Clothes littered the blunt blue carpet, a muddled mess of a rainbow. The chaos contrasted sharply with its dull surroundings, which had been rendered dim and grey in the eyes of the apartment’s – now lone – occupant. He had no care for the disorder; he had too much to sort out in his own head to spare a worry for things like a clean floor.
As he slumped at the small wooden kitchen table, his eyes drifted from the unopened envelope fisted tightly in his hand to the chair across from him. With each glance at the empty seat, he almost expected to see Beth, smiling toothily and twirling a strand of hay-yellow hair around her finger, ready to taunt him for thinking she had actually left.
The seat remained empty.
His chest tightened, and he forced his eyes back to the envelope. The paper had crumpled in his grip. Nothing marred the happy curls of his name– no tears or shaky, unsure hands, not even the tension radiating from his fingers seemed to do damage to the flourished scribble. With a weary sigh, he dropped the envelope onto the table. Heaving himself out of the seat took more than the usual effort; the knowledge hanging over his head, along with the guilt that pressed heavily on his shoulders weighed him down so much that he almost wanted to give in and fall to the ground, never to get back up again.
Once, twice, he opened his mouth, but he couldn’t force any words out, knowing that they had no longer had other ears to fall upon. Instead, he could only manage soft, choking breaths that echoed painfully in the stale silence, silence that had once barely existed.
Leaving the unopened letter on the table, he walked blindly into the bedroom. He cast his eyes about, but the disarray didn’t bother him much; it never had before. When she had packed up her things, Beth had thrown everything about in her usual fashion, he supposed. He could only guess on that point, considering she had vanished before he had come home from work, leaving him to blindly stumble upon the destruction she had left behind. Every physical trace of her had disappeared, save for the lingering scent of her vanilla body spray and the pictures on the dresser.
The longer he stood there – a couple of his t-shirts that had been casualties in her swift escape trampled beneath his feet – the more the light shining in from the window above the bed’s headboard gave way to the shadows of the night sky, without even a sprinkle of stars to brighten it. As he stared at the destruction of what used to be their shared space, his vision filled with her, memories of her. All too easily, he remembered her as she braced one leg on the bed, bent at the knee, as she rubbed lotion into her tan, freckled skin; as she twirled about in a new blue day dress only to stumble into the corner of the nightstand, laughing uproariously; as she threw her hands up in frustration as her forehead wrinkled, her angry shouts shaking the air with their hostility.

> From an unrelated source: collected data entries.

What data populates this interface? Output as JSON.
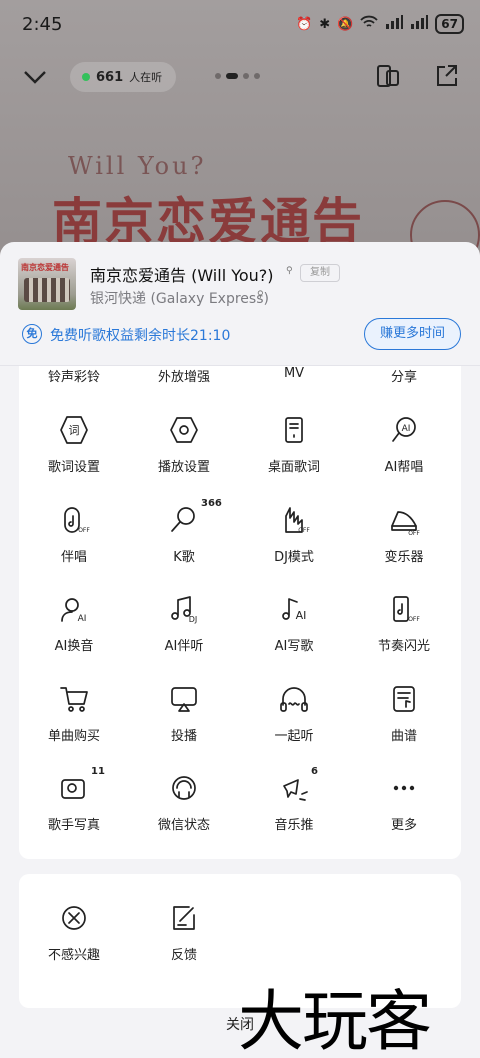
{
  "status_bar": {
    "time": "2:45",
    "battery": "67"
  },
  "top": {
    "listeners_count": "661",
    "listeners_suffix": "人在听"
  },
  "poster": {
    "subtitle": "Will You?",
    "title": "南京恋爱通告"
  },
  "song": {
    "cover_text": "南京恋爱通告",
    "title": "南京恋爱通告 (Will You?)",
    "copy_label": "复制",
    "artist": "银河快递 (Galaxy Express)"
  },
  "free_bar": {
    "icon_label": "免",
    "text": "免费听歌权益剩余时长21:10",
    "earn_label": "赚更多时间"
  },
  "menu_partial": [
    {
      "label": "铃声彩铃"
    },
    {
      "label": "外放增强"
    },
    {
      "label": "MV"
    },
    {
      "label": "分享"
    }
  ],
  "menu": [
    {
      "label": "歌词设置",
      "icon": "lyrics-settings-icon"
    },
    {
      "label": "播放设置",
      "icon": "play-settings-icon"
    },
    {
      "label": "桌面歌词",
      "icon": "desktop-lyrics-icon"
    },
    {
      "label": "AI帮唱",
      "icon": "ai-sing-icon"
    },
    {
      "label": "伴唱",
      "icon": "accompaniment-icon"
    },
    {
      "label": "K歌",
      "icon": "karaoke-icon",
      "badge": "366"
    },
    {
      "label": "DJ模式",
      "icon": "dj-mode-icon"
    },
    {
      "label": "变乐器",
      "icon": "instrument-icon"
    },
    {
      "label": "AI换音",
      "icon": "ai-voice-icon"
    },
    {
      "label": "AI伴听",
      "icon": "ai-listen-icon"
    },
    {
      "label": "AI写歌",
      "icon": "ai-write-icon"
    },
    {
      "label": "节奏闪光",
      "icon": "rhythm-flash-icon"
    },
    {
      "label": "单曲购买",
      "icon": "cart-icon"
    },
    {
      "label": "投播",
      "icon": "cast-icon"
    },
    {
      "label": "一起听",
      "icon": "listen-together-icon"
    },
    {
      "label": "曲谱",
      "icon": "score-icon"
    },
    {
      "label": "歌手写真",
      "icon": "artist-photo-icon",
      "badge": "11"
    },
    {
      "label": "微信状态",
      "icon": "wechat-status-icon"
    },
    {
      "label": "音乐推",
      "icon": "music-push-icon",
      "badge": "6"
    },
    {
      "label": "更多",
      "icon": "more-icon"
    }
  ],
  "secondary": [
    {
      "label": "不感兴趣",
      "icon": "not-interested-icon"
    },
    {
      "label": "反馈",
      "icon": "feedback-icon"
    }
  ],
  "close_label": "关闭",
  "watermark": "大玩客",
  "colors": {
    "accent": "#2a78d8",
    "sheet_bg": "#f3f3f6",
    "listen_dot": "#33c15b"
  }
}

His lips pursed. The first flashes of resentment sparked in his eyes. With grim intent, he strode over to the kitchen counter, where he had left his phone after finding her letter. He punched the digits of her number on the screen with barely controlled fury, then waited. To his surprise, she picked up – it would have been much more her style to avoid him. Her voice was soft, remorseful; but he could sense no regret.
“Hayden–”
“What the actual fuck, Beth?”
Silence descended from the other end.
“What brought this on?” he demanded, his voice rising with his rage.
Quietly, she asked, “Did you…did you read my letter?”
For a moment, the sound of her voice calmed him, as it was apt to; the sweet sound reminded him of ice clinking in a glass of lemonade on a hot summer day, of crickets chirping merrily from their grassy hiding spots.
“No, I didn’t.”
“Well, why not? Weren’t you curious? Didn’t you want to know? What about answers?”
Her words shattered the illusion of calm that her voice had created. “What do you mean ‘answers’? I don’t want ‘answers’.”
‘Then what do you want? We can’t get back together!” It was as if the ice had melted, the glass had cracked, the crickets had been stomped on and the grass had turned a lifeless brown. In that moment, he didn’t know what he wanted, what he had hoped to gain by calling her. However, he did know what he didn’t want, and would never want again.
“Get back together?” he barked out a laugh, the sound bitter. “I’d rather die than be with you, Beth.”
He hung up.
A lighter rested next to the vitamin jar on one end of the counter, close at hand for a quick smoke after a meal. Reaching over with a stretch, he swiped it up and took off for the bedroom. Once the dresser, covered in a myriad of frames that held some of his best memories with Beth, was in front of him, he dropped his phone. It fell soundlessly to the carpet as he slipped the lighter in the back pocket of his jeans. With both arms, he managed to pick up the entire collection of pictures. No emotion registered on his face as he carried them back into the kitchen, dumped them in the tin trash bin.
In a moment he had the lighter out, its flame glowing an orangey red. His brows drew together in concentration as he lowered it to the bin. Only when the wooden frames combusted, and the photos began to singe and curl black around the edges behind the quickly blackening glass did the hollowness in his chest ease up.
He refused to allow her to have a place in his memory, this girl who had betrayed him. Soon, he would only have memories of memories of her.